Task to node mapping
Depending on task to node mapping applications behave completely different, as local communication (in a node) are much faster than those communications using the network. Inter node communications require more resources and obtain worst bandwidth than local communications. Figure 41 and Table 4 ilustrate this example. Yellow line corresponds to a linear mapping and red line corresponds to an interleaved mapping. Both correspond to the CG application, simulated using 80 Mbytes/second bandwidth, 25 mseconds latency, 16 buses and half-duplex links. The number presented in the X-axis correspond to the number of half-duplex links per node. For this example, the best mapping is clear, the one providing the red line.
Figure 42 presents the analysis of the CG benchmark using the following configuration parameters: 4 SMP nodes, 4 processors each, 16 buses, 40 MBytes/s bandwidth and 25 mseconds latency. The variable in this analysis is the number of links. Yellow line represents full-duplex links and red one represents half-duplex. This example demonstrates the importance of full-duplex links when links are a scarce resouce.

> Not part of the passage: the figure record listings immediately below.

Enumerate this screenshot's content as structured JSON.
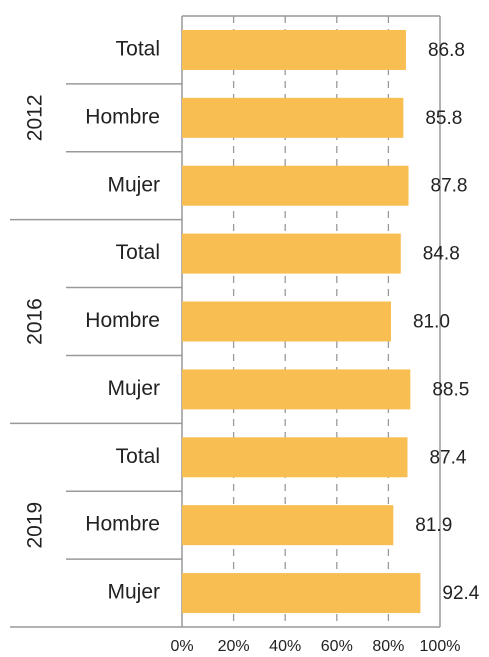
{
  "chart_data": {
    "type": "bar",
    "orientation": "horizontal",
    "groups": [
      "2012",
      "2016",
      "2019"
    ],
    "categories": [
      "Total",
      "Hombre",
      "Mujer",
      "Total",
      "Hombre",
      "Mujer",
      "Total",
      "Hombre",
      "Mujer"
    ],
    "values": [
      86.8,
      85.8,
      87.8,
      84.8,
      81.0,
      88.5,
      87.4,
      81.9,
      92.4
    ],
    "value_labels": [
      "86.8",
      "85.8",
      "87.8",
      "84.8",
      "81.0",
      "88.5",
      "87.4",
      "81.9",
      "92.4"
    ],
    "color": "#f9be52",
    "xlim": [
      0,
      100
    ],
    "xticks": [
      {
        "value": 0,
        "label": "0%"
      },
      {
        "value": 20,
        "label": "20%"
      },
      {
        "value": 40,
        "label": "40%"
      },
      {
        "value": 60,
        "label": "60%"
      },
      {
        "value": 80,
        "label": "80%"
      },
      {
        "value": 100,
        "label": "100%"
      }
    ],
    "grid": true
  }
}
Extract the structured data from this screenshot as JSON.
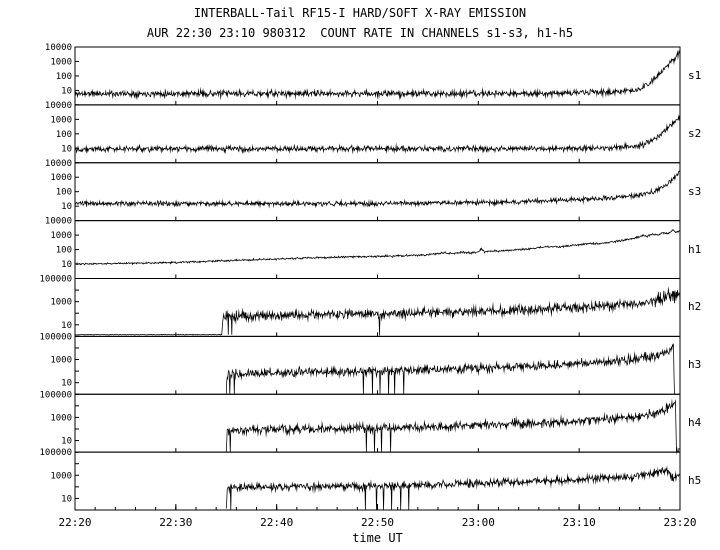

Analyzing the influence of number of links and communication bandwidth is another possible analysis. Figure 43 presents the results for the SP benchmark using different bandwidth values and different number of links. The SP corresponds to a 16 tasks example, and we map them to a 4x4 SMP. In this example, the number of available buses and the communication latency are also variables. Valid values for number of buses are form 1 to 16, and the range for latency is from 10 to 40 mseconds.
Figure 44 and Figure 45 present the analysis on the influence of number of buses when varying the the latency and the bandwidth. We have used the benchmark Exchange from PBM, running on 16 processors. The effect of modifying the bandwidth and the number of buses, has a high correlation to the application ellapsed time.
In this example we analyze the influence of running our application in an heterogenous network of SMP's. We select for this experiment the LU function from NAG library, running on 16 processors, over a 700KB/s badwidth and 500 mseconds latency network. The first column corresponds to the execution of an homogeneous network. Each of the following columns corresponds to the execution of the node number i, being 20% slower than the others. Altough the application is load balanced, slowest nodes affects completely different depending on the node.
This last example analyzes the influence of latency and bandwidth in two different applications, while the reaming parameters of Dimemas remain unchanged. This analysis has been performed mixing the execution of Dimemas and ST-ORM, where we start up to 1000 shots (Dimemas simulations) with different parameters. Figures 47 show the results for the FFT application, and Figures 48 show the results for PDE.
We have also performed the Spearman analysis to get a measured value of the most influent paramter for each application. Figures 49 show that FFT is clearly influenced by bandwidth, but PDE has latency as the most important parameter for the application time.